Il sondaggio si è basato per la maggiore su interviste telefoniche su più di 1400 CIOs di compagnie USA che hanno più di 100 impiegati. E’ stato chiesto ai CIOs  “Quale delle seguenti opzioni descrive maggiormente la policy della tua compagnia quando si tratta di visitare portali di social network come Facebook, MySpace o Twitter dal lavoro?” Ecco le policy delle Aziende dei vari CIOs:

  1. Accesso Proibito: 54%
  2. Accesso per finalità di business: 19%
  3. Accesso limitato per scopo personale: 16%
  4. Accesso permesso per ogni tipo di scopo: 10%
  5. Non SO: 1%

E’ ovvio aggiungere che tali società sono nei pieni diritti di bloccare l’accesso a Twitter o qualsiasi altro social network, dopotutto stiamo parlando di Lavoro. Dave Willmer, direttore Esecutivo di Robert Half Technology dice che l’utilizzo dei Social Network pèotrebbe distogliere gli impiegati dalle finalità lavorative, allontanando l’attenzione dalle priorità, è questa la motivazione per cui molte compagnie bloccano l’accesso. Ma l’accesso ai siti di Social Network potrebbe essere un boost interessante al proprio lavoro, se pensiamo che tali spazi possono essere ottimizzati al fine pubblicitario, ecco perchè diverse compagnie consentono “l’utilizzo no stop” di Facebook & Co.

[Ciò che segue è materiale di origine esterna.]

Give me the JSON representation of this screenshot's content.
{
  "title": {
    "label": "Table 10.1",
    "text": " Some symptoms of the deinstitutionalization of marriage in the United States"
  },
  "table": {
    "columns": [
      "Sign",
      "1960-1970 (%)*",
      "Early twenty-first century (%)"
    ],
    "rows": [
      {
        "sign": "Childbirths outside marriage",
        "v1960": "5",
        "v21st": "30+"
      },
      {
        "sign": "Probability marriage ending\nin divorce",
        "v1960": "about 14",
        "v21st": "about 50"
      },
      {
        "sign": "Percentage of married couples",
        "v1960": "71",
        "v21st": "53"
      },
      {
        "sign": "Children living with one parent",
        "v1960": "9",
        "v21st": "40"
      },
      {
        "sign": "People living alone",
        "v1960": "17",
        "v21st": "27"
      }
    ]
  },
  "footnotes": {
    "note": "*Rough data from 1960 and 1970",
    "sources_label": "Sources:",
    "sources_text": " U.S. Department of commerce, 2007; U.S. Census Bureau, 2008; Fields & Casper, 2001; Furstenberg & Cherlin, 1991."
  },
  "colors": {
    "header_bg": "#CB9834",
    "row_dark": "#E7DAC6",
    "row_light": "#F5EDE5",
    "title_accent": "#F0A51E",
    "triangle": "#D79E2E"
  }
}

Lo studio commissionato da Robert Half Technology conclude dando diversi consigli fondamentali, ad esempio:

  • Conoscere le regole. Leggere le policy aziendali per evitare la pubblicazione di informazioni che possano ritorcersi contro.
  • Usare cautela. Bisogna stare attenti alle opzioni sulla privacy dei social network limitando al massimo conoscenti ma anche le foto messe in condivisione, specie quelle famigliari.
  • Rimanere Professionali L’utilizzo dei portali di social networking prevede connessioni, qualora gli utilizziamo dal lavoro è consigliabile fare delle connessioni professionali, con persone nel nostro stesso ambito lavorativo.
  • Crear un immagine raffinata La propria reputazione online comincia dai tweets, social networks ma anche dal nostro blog. Bisogna cercare di essere sempre professionali, dando un immagine “pulita”.